Lo stile dell’autore della Morte di Virgilio, allucinato per eccesso di lucidità, ha cambiato la forma-romanzo del Novecento. Se, da un lato, in Sortilegio, la narrazione restituisce il riflesso pavloviano e carnascialesco della folla di fronte all’angoscia dell’esistenza, dall’altro fa affiorare il pensiero sulla vita stessa, attraverso l’uso di allitterazioni e iperboli che suscitano una particolare ebrezza. Il ritmo della scrittura alterna descrizioni di vita quotidiana, con le sue feste e i suoi riti, a esplosioni del pensiero, ingenerando la compenetrazione di uomo e paesaggio, altresì rafforzando l’analogia, già nell’etimo, fra raccolto agreste e linguaggio.

Non ci si può mai del tutto sottrarre al movimento della folla, poiché anche il più critico e solitario è ineluttabilmente coinvolto nella sonnambolica marcia degli incolpevoli (un altro titolo decisivo di Broch). Ognuno partecipa dei suoi rituali, è intessuto di senso comune, che è radicato in forze ancestrali, in potenze mitologiche e archetipi dell’inconscio collettivo.
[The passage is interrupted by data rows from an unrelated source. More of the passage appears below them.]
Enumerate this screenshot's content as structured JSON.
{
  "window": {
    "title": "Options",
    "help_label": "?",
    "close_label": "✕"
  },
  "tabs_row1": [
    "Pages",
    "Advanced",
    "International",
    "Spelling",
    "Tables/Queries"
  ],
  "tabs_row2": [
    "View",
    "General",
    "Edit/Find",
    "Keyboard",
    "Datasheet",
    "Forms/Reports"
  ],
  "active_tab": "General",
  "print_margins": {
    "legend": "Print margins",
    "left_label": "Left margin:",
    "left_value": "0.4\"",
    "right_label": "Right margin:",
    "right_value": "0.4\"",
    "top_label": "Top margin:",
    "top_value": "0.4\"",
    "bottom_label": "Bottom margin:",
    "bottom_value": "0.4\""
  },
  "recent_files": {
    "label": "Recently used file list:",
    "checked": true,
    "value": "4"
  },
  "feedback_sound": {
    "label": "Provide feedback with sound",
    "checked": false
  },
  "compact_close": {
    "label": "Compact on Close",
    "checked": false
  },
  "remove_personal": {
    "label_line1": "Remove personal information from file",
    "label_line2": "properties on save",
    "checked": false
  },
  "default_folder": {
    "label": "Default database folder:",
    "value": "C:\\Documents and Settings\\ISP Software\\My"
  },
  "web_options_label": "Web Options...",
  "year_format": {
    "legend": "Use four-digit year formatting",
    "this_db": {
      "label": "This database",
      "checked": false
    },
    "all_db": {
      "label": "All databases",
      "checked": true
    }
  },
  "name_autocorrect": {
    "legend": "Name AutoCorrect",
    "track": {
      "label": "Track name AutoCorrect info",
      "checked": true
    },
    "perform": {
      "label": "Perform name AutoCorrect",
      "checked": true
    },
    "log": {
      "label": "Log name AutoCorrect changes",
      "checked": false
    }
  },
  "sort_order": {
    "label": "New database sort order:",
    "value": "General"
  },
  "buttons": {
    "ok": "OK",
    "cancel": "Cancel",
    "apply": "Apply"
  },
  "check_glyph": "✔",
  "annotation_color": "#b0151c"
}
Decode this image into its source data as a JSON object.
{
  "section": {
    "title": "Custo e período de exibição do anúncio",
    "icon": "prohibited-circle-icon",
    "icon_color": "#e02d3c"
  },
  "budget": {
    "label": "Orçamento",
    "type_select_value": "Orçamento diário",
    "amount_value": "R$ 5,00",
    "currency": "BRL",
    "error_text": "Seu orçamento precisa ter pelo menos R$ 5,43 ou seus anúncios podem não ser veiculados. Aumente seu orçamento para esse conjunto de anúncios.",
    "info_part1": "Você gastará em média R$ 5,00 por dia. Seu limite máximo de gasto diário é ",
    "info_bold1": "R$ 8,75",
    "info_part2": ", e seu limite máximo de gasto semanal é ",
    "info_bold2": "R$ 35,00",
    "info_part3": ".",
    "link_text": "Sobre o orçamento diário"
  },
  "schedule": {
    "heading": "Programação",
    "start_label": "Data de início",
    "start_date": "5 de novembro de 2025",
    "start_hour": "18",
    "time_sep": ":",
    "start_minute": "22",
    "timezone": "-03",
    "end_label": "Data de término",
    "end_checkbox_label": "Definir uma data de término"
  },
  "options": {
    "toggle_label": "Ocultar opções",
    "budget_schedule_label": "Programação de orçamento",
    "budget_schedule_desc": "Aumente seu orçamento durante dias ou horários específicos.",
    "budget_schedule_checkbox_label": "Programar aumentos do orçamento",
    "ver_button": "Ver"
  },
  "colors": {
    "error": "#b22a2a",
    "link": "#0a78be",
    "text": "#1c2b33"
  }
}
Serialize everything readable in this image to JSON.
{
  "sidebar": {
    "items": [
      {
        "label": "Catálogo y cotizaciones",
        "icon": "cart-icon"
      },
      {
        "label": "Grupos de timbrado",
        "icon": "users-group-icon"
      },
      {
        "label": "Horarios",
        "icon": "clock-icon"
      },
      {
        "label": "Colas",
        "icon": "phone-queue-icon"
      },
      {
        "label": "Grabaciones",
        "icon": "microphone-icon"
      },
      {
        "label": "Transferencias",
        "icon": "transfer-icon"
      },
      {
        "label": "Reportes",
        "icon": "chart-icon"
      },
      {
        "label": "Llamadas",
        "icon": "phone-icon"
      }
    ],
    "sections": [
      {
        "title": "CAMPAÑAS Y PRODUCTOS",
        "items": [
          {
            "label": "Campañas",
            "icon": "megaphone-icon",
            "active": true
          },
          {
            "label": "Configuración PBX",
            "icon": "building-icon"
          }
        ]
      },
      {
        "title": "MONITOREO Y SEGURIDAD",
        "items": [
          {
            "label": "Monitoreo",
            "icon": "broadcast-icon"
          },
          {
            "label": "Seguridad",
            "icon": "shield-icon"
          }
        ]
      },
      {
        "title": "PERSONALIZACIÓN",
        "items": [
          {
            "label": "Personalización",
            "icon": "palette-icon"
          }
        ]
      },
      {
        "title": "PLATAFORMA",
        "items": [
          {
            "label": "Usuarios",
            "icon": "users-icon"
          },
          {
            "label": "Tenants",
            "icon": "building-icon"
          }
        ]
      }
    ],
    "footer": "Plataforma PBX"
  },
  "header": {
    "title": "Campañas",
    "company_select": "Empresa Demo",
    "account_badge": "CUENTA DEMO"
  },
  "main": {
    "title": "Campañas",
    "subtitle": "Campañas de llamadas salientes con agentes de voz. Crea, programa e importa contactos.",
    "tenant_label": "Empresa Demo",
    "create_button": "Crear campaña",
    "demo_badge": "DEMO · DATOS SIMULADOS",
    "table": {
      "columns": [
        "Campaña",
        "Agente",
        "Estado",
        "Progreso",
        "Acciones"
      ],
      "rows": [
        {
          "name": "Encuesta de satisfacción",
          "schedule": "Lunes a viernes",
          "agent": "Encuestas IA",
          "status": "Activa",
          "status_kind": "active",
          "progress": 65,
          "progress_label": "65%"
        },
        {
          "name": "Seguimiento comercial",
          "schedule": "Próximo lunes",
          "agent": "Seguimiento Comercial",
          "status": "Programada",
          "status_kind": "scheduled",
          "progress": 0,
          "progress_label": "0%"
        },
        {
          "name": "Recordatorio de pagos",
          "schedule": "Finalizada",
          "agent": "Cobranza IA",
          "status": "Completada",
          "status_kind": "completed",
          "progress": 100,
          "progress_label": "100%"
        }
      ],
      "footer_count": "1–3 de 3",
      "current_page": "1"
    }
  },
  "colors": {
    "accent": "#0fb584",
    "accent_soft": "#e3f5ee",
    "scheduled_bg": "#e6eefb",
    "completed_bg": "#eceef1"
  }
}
In tal senso, emblematica è la trilogia I sonnambuli (Adelphi ha ripubblicato, nel 2020 e nel 2023, le prime due parti:  1888-Pasenow o il romanticismo e 1903-Esch o l’anarchia), che percorre la crisi della civiltà europea attraverso la parabola dell’impero guglielmino. Il punto di vista di Broch è quello di un viandante che soccorre la fatalità della storia. Guarda in faccia il suo punto cieco, la sua sete di suolo e sangue, e lo sopravanza con la fede nell’eternità, il cui sguardo estatico si dona insieme alla conoscenza di ciò che unisce gli esseri umani. Nella misura respira il cuore delle cose e si crea l’antidoto contro il male. Il divino dimora in un “centro mediano”, in quel “centro del giardino luminoso in cui noi abitiamo, e che coltiviamo con le nostre mani”. Tale consapevolezza sottrae alle forze irrazionali il proprio autoannientamento. Lo sbrigliamento dall’oscurità sapiente del mito, nonché dal suo monito sulla necessità di una giustizia, è morire. E si muore anche in quel tempo in cui viene meno quel giuramento del linguaggio, senza il quale esso perde la sua facoltà profetica.  Il nichilismo sviscerato da Nietzsche, e poi interrogato da Heidegger, a partire dalla serie di lezioni del 1936-37 sull’autore dello Zarathustra, è un nichilismo non solo europeo, ma universale, poiché mette in luce, come coglie Heidegger con riflessioni quanto mai attuali, la decadenza del domino del soprasensibile, che l’“Atlante schiacciato dal proprio labirinto” – Hannah Arendt così immagina Broch nel congedo – ha denunciato in tutta la sua opera.